A 16- or 32-core Intel-based system, for example, could be broken down into four, eight, or some other combination of MPP nodes. It might not necessarily be a good idea to do this, but it's one possible strategy as processor core densities increase. (The combinations and the possibilities get even more dizzying once DW is transposed into the cloud.)

Does Tommaney believe there's an advantage to running analytic workloads in a large SMP image? In some cases, yes. More to the point, he contends, a workload "doesn't have to be [running] on all of them [i.e., processors]. You could take that same 48-core [system] and run [a workload across] 16 of them."

CalPont designed InfiniDB so that it will scale more efficiently across those 16 processor cores, Tommaney claims. "Our secret sauce is really how we distribute our workloads. We focus on taking advantage of today's multicore environments and getting the most out of today's servers. How do we scale out and scale up and solve even larger data sets?" he points out. "We're going to scale better [than our competitors] on large [SMP] systems."

Au Contraire?

Mark Madsen, a principal with BI and DW consultancy Third Nature Inc., isn't quite convinced. In the 1990s, Madsen was part of an effort to port Oracle to run on NUMA-Q, an implementation of non-uniform memory architecture (NUMA) marketed by the former Sequent Computer Systems. NUMA was one strategy for scaling applications or workloads across large multiprocessor configurations.

The 64-way IBM system referenced above, for example, was a NUMA configuration.

Madsen has first-hand expertise with the problem of scaling database or data warehousing workloads in non-MPP environments. Then as now, he claims, it isn't so much a hardware issue as a software one. "Sequent was getting 32[-way] linear [scalability] with bus saturation as the problem circa 1995," he says. "The problem is the operating system and then the database. Oracle was the limiter."

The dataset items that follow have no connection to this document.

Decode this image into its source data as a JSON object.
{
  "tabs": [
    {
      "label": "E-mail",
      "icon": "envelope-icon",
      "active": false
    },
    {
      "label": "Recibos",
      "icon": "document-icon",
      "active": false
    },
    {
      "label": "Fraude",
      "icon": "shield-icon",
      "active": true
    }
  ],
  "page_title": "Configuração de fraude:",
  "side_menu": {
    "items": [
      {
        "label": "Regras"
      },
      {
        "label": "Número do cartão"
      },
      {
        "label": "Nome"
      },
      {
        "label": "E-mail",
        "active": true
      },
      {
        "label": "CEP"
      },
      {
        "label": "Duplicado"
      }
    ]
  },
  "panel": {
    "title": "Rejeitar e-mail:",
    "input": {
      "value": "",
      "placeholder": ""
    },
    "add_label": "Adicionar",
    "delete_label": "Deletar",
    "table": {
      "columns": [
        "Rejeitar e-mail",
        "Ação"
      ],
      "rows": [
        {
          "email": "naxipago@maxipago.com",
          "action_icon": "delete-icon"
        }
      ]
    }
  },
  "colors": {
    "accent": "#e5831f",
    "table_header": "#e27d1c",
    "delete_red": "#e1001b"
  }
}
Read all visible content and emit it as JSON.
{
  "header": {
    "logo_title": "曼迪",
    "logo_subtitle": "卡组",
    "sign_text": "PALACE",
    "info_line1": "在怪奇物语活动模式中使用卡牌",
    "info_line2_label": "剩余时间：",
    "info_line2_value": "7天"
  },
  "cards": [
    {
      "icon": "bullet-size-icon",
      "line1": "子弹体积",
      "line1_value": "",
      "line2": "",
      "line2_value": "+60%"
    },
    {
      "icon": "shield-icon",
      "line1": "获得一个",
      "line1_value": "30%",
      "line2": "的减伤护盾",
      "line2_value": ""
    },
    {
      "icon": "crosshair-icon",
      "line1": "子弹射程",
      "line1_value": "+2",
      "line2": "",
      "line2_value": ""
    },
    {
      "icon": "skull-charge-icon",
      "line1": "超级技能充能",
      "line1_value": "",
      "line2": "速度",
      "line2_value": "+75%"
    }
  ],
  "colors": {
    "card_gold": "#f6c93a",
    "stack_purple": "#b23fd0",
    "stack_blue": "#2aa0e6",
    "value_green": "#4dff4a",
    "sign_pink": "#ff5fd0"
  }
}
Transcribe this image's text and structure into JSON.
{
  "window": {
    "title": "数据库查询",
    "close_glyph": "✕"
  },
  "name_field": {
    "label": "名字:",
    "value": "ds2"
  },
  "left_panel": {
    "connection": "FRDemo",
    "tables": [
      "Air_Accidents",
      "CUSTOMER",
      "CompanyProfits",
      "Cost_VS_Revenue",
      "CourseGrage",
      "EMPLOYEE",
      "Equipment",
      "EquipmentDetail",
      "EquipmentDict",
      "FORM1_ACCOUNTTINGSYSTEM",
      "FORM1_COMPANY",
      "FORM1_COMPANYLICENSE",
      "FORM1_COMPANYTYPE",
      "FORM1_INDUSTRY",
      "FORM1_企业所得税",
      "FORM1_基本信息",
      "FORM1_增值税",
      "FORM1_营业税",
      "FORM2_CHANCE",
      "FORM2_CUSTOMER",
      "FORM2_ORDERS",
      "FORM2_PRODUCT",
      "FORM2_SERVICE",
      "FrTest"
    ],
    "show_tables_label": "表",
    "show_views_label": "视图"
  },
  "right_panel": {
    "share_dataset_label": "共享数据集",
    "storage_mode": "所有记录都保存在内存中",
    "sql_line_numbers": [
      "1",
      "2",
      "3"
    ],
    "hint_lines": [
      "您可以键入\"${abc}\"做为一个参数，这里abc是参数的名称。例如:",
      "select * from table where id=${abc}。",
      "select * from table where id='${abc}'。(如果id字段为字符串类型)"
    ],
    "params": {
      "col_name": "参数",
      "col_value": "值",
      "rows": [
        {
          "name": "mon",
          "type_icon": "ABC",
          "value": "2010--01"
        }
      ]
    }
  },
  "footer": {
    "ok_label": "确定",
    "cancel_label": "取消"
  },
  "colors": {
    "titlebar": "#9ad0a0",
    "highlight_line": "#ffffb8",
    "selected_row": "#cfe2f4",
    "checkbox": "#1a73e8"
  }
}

Madsen agrees with Calpont's Tommaney that SMP scalability is fast becoming a salient issue but stresses that no vendor can bake in vertical scalability – or "scale-up-ability" -- overnight. After all, it took Madsen and his colleagues years to optimize Oracle for NUMA-Q. In this respect, he suggests, it's going to take time for the newer analytic database engines to rival the scale-up-ability of established DBMSes. SQL Server still doesn't scale as well as Oracle in large SMP configurations, he argues.

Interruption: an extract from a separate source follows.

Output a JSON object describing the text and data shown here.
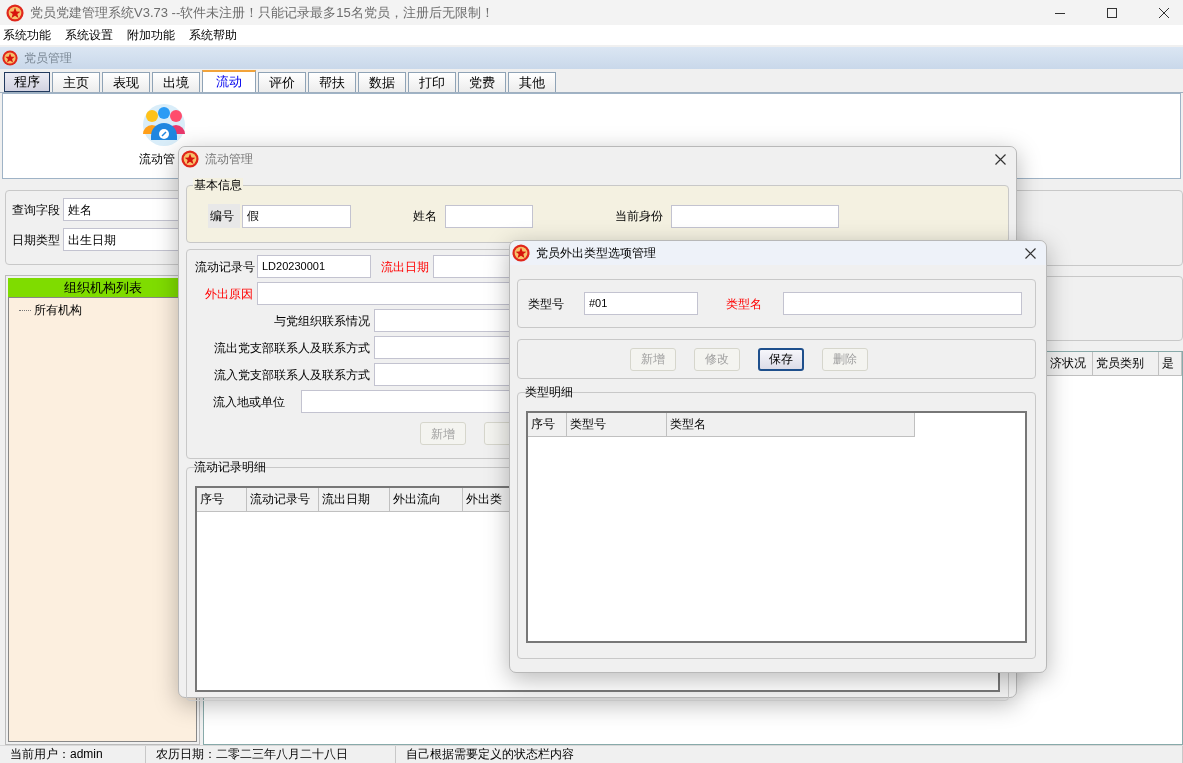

On the other hand, Madsen agrees, increasing core densities do pose challenges for BI and DW practitioners, and Calpont isn't the only vendor that's noticed this.

SAP, for example, has made scale-up SMP -- and a revival of NUMA -- a centerpiece of its HANA in-memory database effort. SAP claims to achieve both scale-out parallelization -- i.e., the characteristic attribute of MPP -- and linear scale-up-ability across dozens of processor cores on the same hardware or (via NUMA) in a system cluster.

Prakash Darji, vice president and general manager for SAP's HANA platform, says the challenge for software vendors is to effectively exploit the sheer density of compute resources. To do this, he claims, fundamentally different approaches -- such as a marriage of NUMA and MPP-like parallelization -- are needed.

"If you look at Intel's new Westmere processes, that's eight sockets [in a HANA-certified server], each with 10 cores -- for around $150,000," he points out. "Having access to that kind of compute power in a single server fundamentally changes the game."

HANA is a special case, inasmuch as it's an SAP-only play. (SAP likewise positions HANA against Oracle's beefy -- and costly -- Exadata platform.) For smaller DW implementations, Madsen predicts, the market will settle upon a "happy medium" -- i.e., a cost-effective and practicable trade-off in terms of performance/power-consumption -- that's a little less dense.

"If we have four eight- or 16-core single nodes, the performance of that node will matter," he says. "Boxes are reaching limits though: it becomes more costly to manage [a 32-way system] than to use two [smaller] boxes," he points out. "Nodes are increasing in size ... [but at some point] we'll settle on some core package size [that's] driven by market demand."